When you say on top of the face frame, do you mean on top of the cabinet? Is part A or B in the above going to be in contact with the cabinet. 

I made my statement assuming A is mounting flat to the face frame. That is when I would notch a small section in the top of the frame where the crown turns the corner. If it is being installed on top of the cabs, then you'll need to do something similar to what cabman stated. Though if pre finished cabinets, matching the finish might be tough. In which case, install a mounting block so that A is on the same plane as the cab face. It might be helpful to see what crown you purchased, lots of these companies have crown pre assembled and finished with the bottom return.


----------



## frankp

Our crown molding is prefinished and has profile quite similar to the one in C'man's example. I have some backing that will be flush with the face frame with the A side in C'man's example on that and the B side basically right at the top of the face frame. I may just order the extra decorative panels to make everything look complete then it will be a non-issue.

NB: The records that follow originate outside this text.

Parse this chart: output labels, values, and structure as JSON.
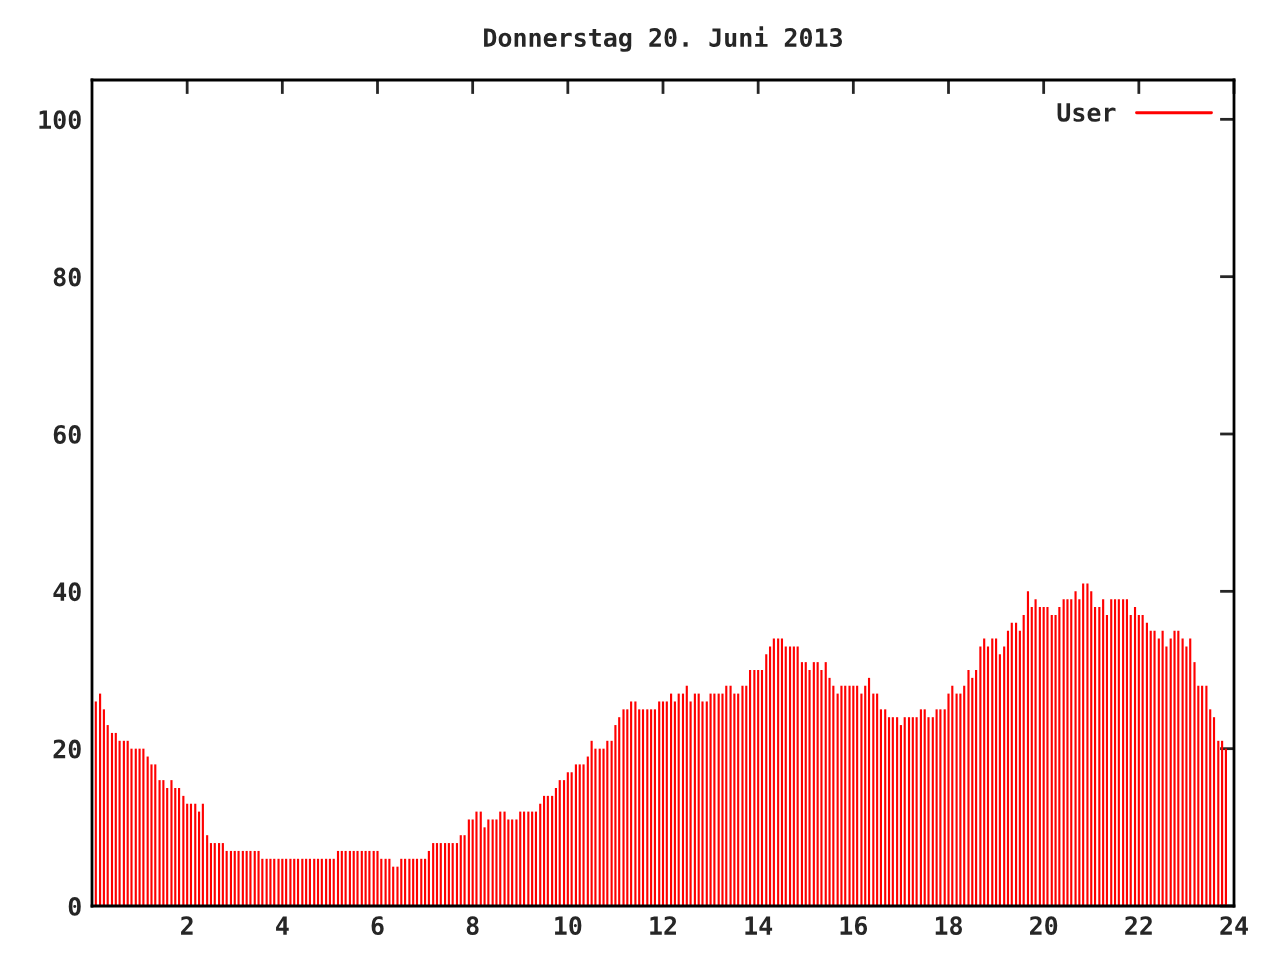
{
  "chart_data": {
    "type": "bar",
    "title": "Donnerstag 20. Juni 2013",
    "x": [
      0.08,
      0.17,
      0.25,
      0.33,
      0.42,
      0.5,
      0.58,
      0.67,
      0.75,
      0.83,
      0.92,
      1,
      1.08,
      1.17,
      1.25,
      1.33,
      1.42,
      1.5,
      1.58,
      1.67,
      1.75,
      1.83,
      1.92,
      2,
      2.08,
      2.17,
      2.25,
      2.33,
      2.42,
      2.5,
      2.58,
      2.67,
      2.75,
      2.83,
      2.92,
      3,
      3.08,
      3.17,
      3.25,
      3.33,
      3.42,
      3.5,
      3.58,
      3.67,
      3.75,
      3.83,
      3.92,
      4,
      4.08,
      4.17,
      4.25,
      4.33,
      4.42,
      4.5,
      4.58,
      4.67,
      4.75,
      4.83,
      4.92,
      5,
      5.08,
      5.17,
      5.25,
      5.33,
      5.42,
      5.5,
      5.58,
      5.67,
      5.75,
      5.83,
      5.92,
      6,
      6.08,
      6.17,
      6.25,
      6.33,
      6.42,
      6.5,
      6.58,
      6.67,
      6.75,
      6.83,
      6.92,
      7,
      7.08,
      7.17,
      7.25,
      7.33,
      7.42,
      7.5,
      7.58,
      7.67,
      7.75,
      7.83,
      7.92,
      8,
      8.08,
      8.17,
      8.25,
      8.33,
      8.42,
      8.5,
      8.58,
      8.67,
      8.75,
      8.83,
      8.92,
      9,
      9.08,
      9.17,
      9.25,
      9.33,
      9.42,
      9.5,
      9.58,
      9.67,
      9.75,
      9.83,
      9.92,
      10,
      10.08,
      10.17,
      10.25,
      10.33,
      10.42,
      10.5,
      10.58,
      10.67,
      10.75,
      10.83,
      10.92,
      11,
      11.08,
      11.17,
      11.25,
      11.33,
      11.42,
      11.5,
      11.58,
      11.67,
      11.75,
      11.83,
      11.92,
      12,
      12.08,
      12.17,
      12.25,
      12.33,
      12.42,
      12.5,
      12.58,
      12.67,
      12.75,
      12.83,
      12.92,
      13,
      13.08,
      13.17,
      13.25,
      13.33,
      13.42,
      13.5,
      13.58,
      13.67,
      13.75,
      13.83,
      13.92,
      14,
      14.08,
      14.17,
      14.25,
      14.33,
      14.42,
      14.5,
      14.58,
      14.67,
      14.75,
      14.83,
      14.92,
      15,
      15.08,
      15.17,
      15.25,
      15.33,
      15.42,
      15.5,
      15.58,
      15.67,
      15.75,
      15.83,
      15.92,
      16,
      16.08,
      16.17,
      16.25,
      16.33,
      16.42,
      16.5,
      16.58,
      16.67,
      16.75,
      16.83,
      16.92,
      17,
      17.08,
      17.17,
      17.25,
      17.33,
      17.42,
      17.5,
      17.58,
      17.67,
      17.75,
      17.83,
      17.92,
      18,
      18.08,
      18.17,
      18.25,
      18.33,
      18.42,
      18.5,
      18.58,
      18.67,
      18.75,
      18.83,
      18.92,
      19,
      19.08,
      19.17,
      19.25,
      19.33,
      19.42,
      19.5,
      19.58,
      19.67,
      19.75,
      19.83,
      19.92,
      20,
      20.08,
      20.17,
      20.25,
      20.33,
      20.42,
      20.5,
      20.58,
      20.67,
      20.75,
      20.83,
      20.92,
      21,
      21.08,
      21.17,
      21.25,
      21.33,
      21.42,
      21.5,
      21.58,
      21.67,
      21.75,
      21.83,
      21.92,
      22,
      22.08,
      22.17,
      22.25,
      22.33,
      22.42,
      22.5,
      22.58,
      22.67,
      22.75,
      22.83,
      22.92,
      23,
      23.08,
      23.17,
      23.25,
      23.33,
      23.42,
      23.5,
      23.58,
      23.67,
      23.75,
      23.83
    ],
    "series": [
      {
        "name": "User",
        "color": "#ff0000",
        "values": [
          26,
          27,
          25,
          23,
          22,
          22,
          21,
          21,
          21,
          20,
          20,
          20,
          20,
          19,
          18,
          18,
          16,
          16,
          15,
          16,
          15,
          15,
          14,
          13,
          13,
          13,
          12,
          13,
          9,
          8,
          8,
          8,
          8,
          7,
          7,
          7,
          7,
          7,
          7,
          7,
          7,
          7,
          6,
          6,
          6,
          6,
          6,
          6,
          6,
          6,
          6,
          6,
          6,
          6,
          6,
          6,
          6,
          6,
          6,
          6,
          6,
          7,
          7,
          7,
          7,
          7,
          7,
          7,
          7,
          7,
          7,
          7,
          6,
          6,
          6,
          5,
          5,
          6,
          6,
          6,
          6,
          6,
          6,
          6,
          7,
          8,
          8,
          8,
          8,
          8,
          8,
          8,
          9,
          9,
          11,
          11,
          12,
          12,
          10,
          11,
          11,
          11,
          12,
          12,
          11,
          11,
          11,
          12,
          12,
          12,
          12,
          12,
          13,
          14,
          14,
          14,
          15,
          16,
          16,
          17,
          17,
          18,
          18,
          18,
          19,
          21,
          20,
          20,
          20,
          21,
          21,
          23,
          24,
          25,
          25,
          26,
          26,
          25,
          25,
          25,
          25,
          25,
          26,
          26,
          26,
          27,
          26,
          27,
          27,
          28,
          26,
          27,
          27,
          26,
          26,
          27,
          27,
          27,
          27,
          28,
          28,
          27,
          27,
          28,
          28,
          30,
          30,
          30,
          30,
          32,
          33,
          34,
          34,
          34,
          33,
          33,
          33,
          33,
          31,
          31,
          30,
          31,
          31,
          30,
          31,
          29,
          28,
          27,
          28,
          28,
          28,
          28,
          28,
          27,
          28,
          29,
          27,
          27,
          25,
          25,
          24,
          24,
          24,
          23,
          24,
          24,
          24,
          24,
          25,
          25,
          24,
          24,
          25,
          25,
          25,
          27,
          28,
          27,
          27,
          28,
          30,
          29,
          30,
          33,
          34,
          33,
          34,
          34,
          32,
          33,
          35,
          36,
          36,
          35,
          37,
          40,
          38,
          39,
          38,
          38,
          38,
          37,
          37,
          38,
          39,
          39,
          39,
          40,
          39,
          41,
          41,
          40,
          38,
          38,
          39,
          37,
          39,
          39,
          39,
          39,
          39,
          37,
          38,
          37,
          37,
          36,
          35,
          35,
          34,
          35,
          33,
          34,
          35,
          35,
          34,
          33,
          34,
          31,
          28,
          28,
          28,
          25,
          24,
          21,
          21,
          20
        ]
      }
    ],
    "xlim": [
      0,
      24
    ],
    "ylim": [
      0,
      105
    ],
    "xticks": [
      2,
      4,
      6,
      8,
      10,
      12,
      14,
      16,
      18,
      20,
      22,
      24
    ],
    "yticks": [
      0,
      20,
      40,
      60,
      80,
      100
    ],
    "legend": "top right"
  }
}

Thanks for all the advice and suggestions.


----------



## Helicon1

Here is what I did. Wanted the crown to go right to the ceiling and run out from the cabinets to the wall and carry all around the room.


Routed a profile onto an L-shaped piece that I screwed from above to the top of the uppers
Routed a profile onto nailers that attached to the ceiling and to the L-shaped piece
Ran that all around the cabinets and walls (helpful so I could shim where it wasn't level)
Then nailed the crown to that
Matched paint to cabinet color...filled, sanded, painted.


----------